Another surprise was the apparent mismatch between earning a STEM degree and having a STEM job. Of the 7.6 million STEM workers counted by the Commerce Department, only 3.3 million possess STEM degrees. Viewed another way, about 15 million U.S. residents hold at least a bachelor’s degree in a STEM discipline, but three-fourths of them—11.4 million—work outside of STEM….
The departure of STEM graduates to other fields starts early. In 2008, the NSF surveyed STEM graduates who’d earned bachelor’s and master’s degrees in 2006 and 2007. It found that 2 out of 10 were already working in non-STEM fields. And 10 years after receiving a STEM degree, 58 percent of STEM graduates had left the field, according to a 2011 study from Georgetown University.
It is amazing to me that we hear so little about this massive crisis — a crisis that is being made worse by government efforts that are supposed to help STEM fields. The article’s conclusion is spot-on:
Many children born today are likely to live to be 100 and to have not just one distinct career but two or three by the time they retire at 80. Rather than spending our scarce resources on ending a mythical STEM shortage, we should figure out how to make all children literate in the sciences, technology, and the arts to give them the best foundation to pursue a career and then transition to new ones. And instead of continuing our current global obsession with STEM shortages, industry and government should focus on creating more STEM jobs that are enduring and satisfying as well.

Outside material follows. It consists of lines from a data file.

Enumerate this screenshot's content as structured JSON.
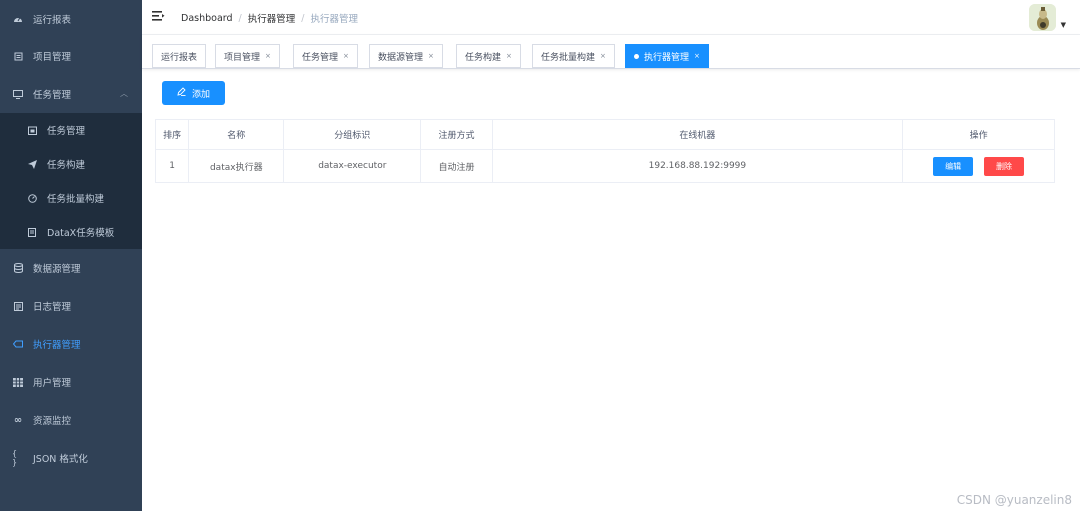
{
  "sidebar": {
    "items": [
      {
        "label": "运行报表",
        "icon": "dashboard-icon"
      },
      {
        "label": "项目管理",
        "icon": "project-icon"
      },
      {
        "label": "任务管理",
        "icon": "monitor-icon"
      },
      {
        "label": "数据源管理",
        "icon": "database-icon"
      },
      {
        "label": "日志管理",
        "icon": "log-icon"
      },
      {
        "label": "执行器管理",
        "icon": "executor-icon"
      },
      {
        "label": "用户管理",
        "icon": "table-icon"
      },
      {
        "label": "资源监控",
        "icon": "infinity-icon"
      },
      {
        "label": "JSON 格式化",
        "icon": "braces-icon"
      }
    ],
    "submenu": [
      {
        "label": "任务管理"
      },
      {
        "label": "任务构建"
      },
      {
        "label": "任务批量构建"
      },
      {
        "label": "DataX任务模板"
      }
    ]
  },
  "breadcrumb": [
    "Dashboard",
    "执行器管理",
    "执行器管理"
  ],
  "tags": [
    {
      "label": "运行报表"
    },
    {
      "label": "项目管理"
    },
    {
      "label": "任务管理"
    },
    {
      "label": "数据源管理"
    },
    {
      "label": "任务构建"
    },
    {
      "label": "任务批量构建"
    },
    {
      "label": "执行器管理"
    }
  ],
  "toolbar": {
    "add_label": "添加"
  },
  "table": {
    "headers": [
      "排序",
      "名称",
      "分组标识",
      "注册方式",
      "在线机器",
      "操作"
    ],
    "rows": [
      {
        "order": "1",
        "name": "datax执行器",
        "group": "datax-executor",
        "reg": "自动注册",
        "machines": "192.168.88.192:9999",
        "edit": "编辑",
        "delete": "删除"
      }
    ]
  },
  "watermark": "CSDN @yuanzelin8",
  "colors": {
    "sidebar_bg": "#304156",
    "submenu_bg": "#1f2d3d",
    "primary": "#1890ff",
    "danger": "#ff4949",
    "active_menu": "#409eff"
  }
}
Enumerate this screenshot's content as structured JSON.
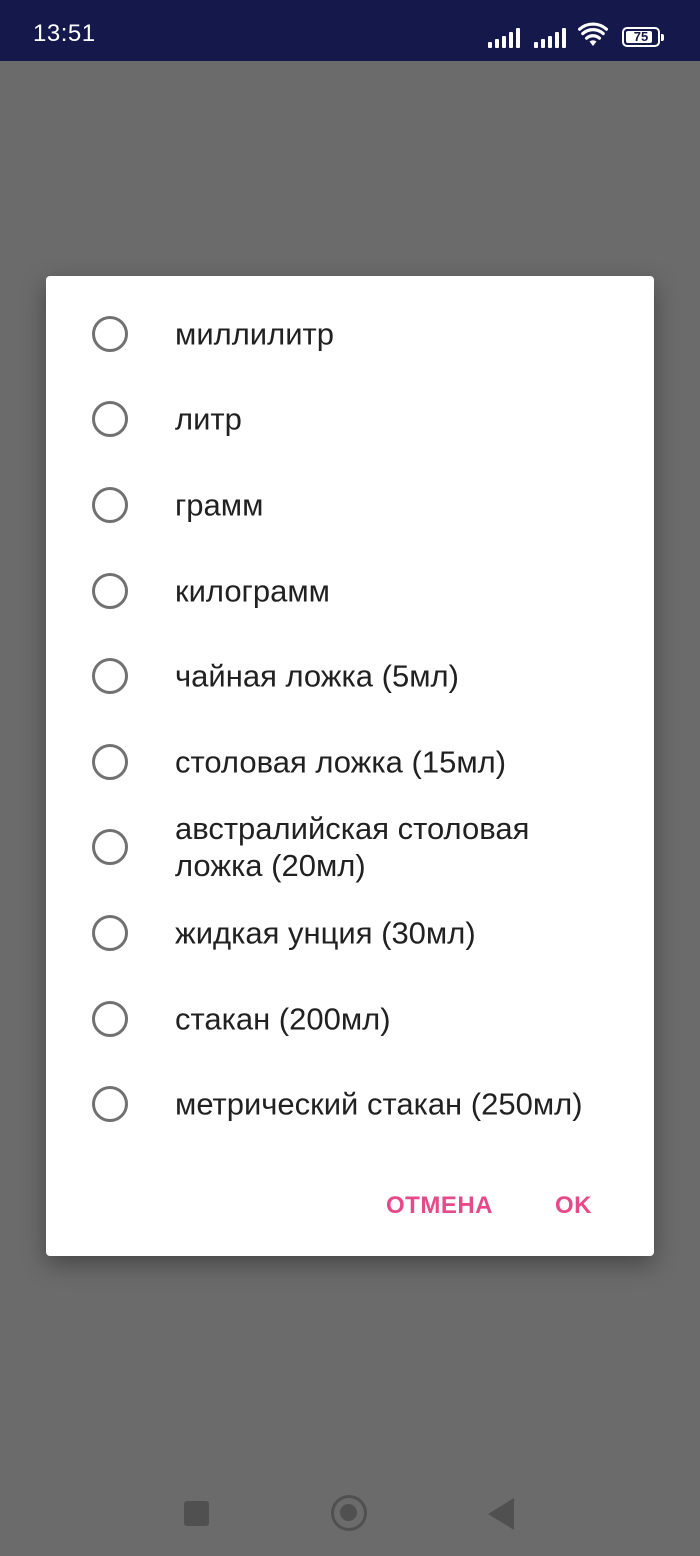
{
  "status_bar": {
    "time": "13:51",
    "battery_level": "75",
    "icons": [
      "signal-icon",
      "signal-icon",
      "wifi-icon",
      "battery-icon"
    ]
  },
  "dialog": {
    "options": [
      {
        "label": "миллилитр"
      },
      {
        "label": "литр"
      },
      {
        "label": "грамм"
      },
      {
        "label": "килограмм"
      },
      {
        "label": "чайная ложка (5мл)"
      },
      {
        "label": "столовая ложка (15мл)"
      },
      {
        "label": "австралийская столовая ложка (20мл)"
      },
      {
        "label": "жидкая унция (30мл)"
      },
      {
        "label": "стакан (200мл)"
      },
      {
        "label": "метрический стакан (250мл)"
      }
    ],
    "cancel_label": "ОТМЕНА",
    "ok_label": "OK"
  },
  "colors": {
    "status_bar_bg": "#14184a",
    "scrim": "#6b6b6b",
    "accent": "#e64a8a",
    "radio_outline": "#717171",
    "text": "#212121"
  },
  "nav_bar": {
    "icons": [
      "recents-square-icon",
      "home-circle-icon",
      "back-triangle-icon"
    ]
  }
}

There you have it. The strength of our system is not a matter of head counts. It is a more elusive matter of quality — that includes education at all levels, public literacy and interest in scientific subjects. It is also a matter of serious investment in the professional lives of STEM professionals, not just in manufacturing more graduates. We need to make sure that this army of geniuses have meaningful places to do their work.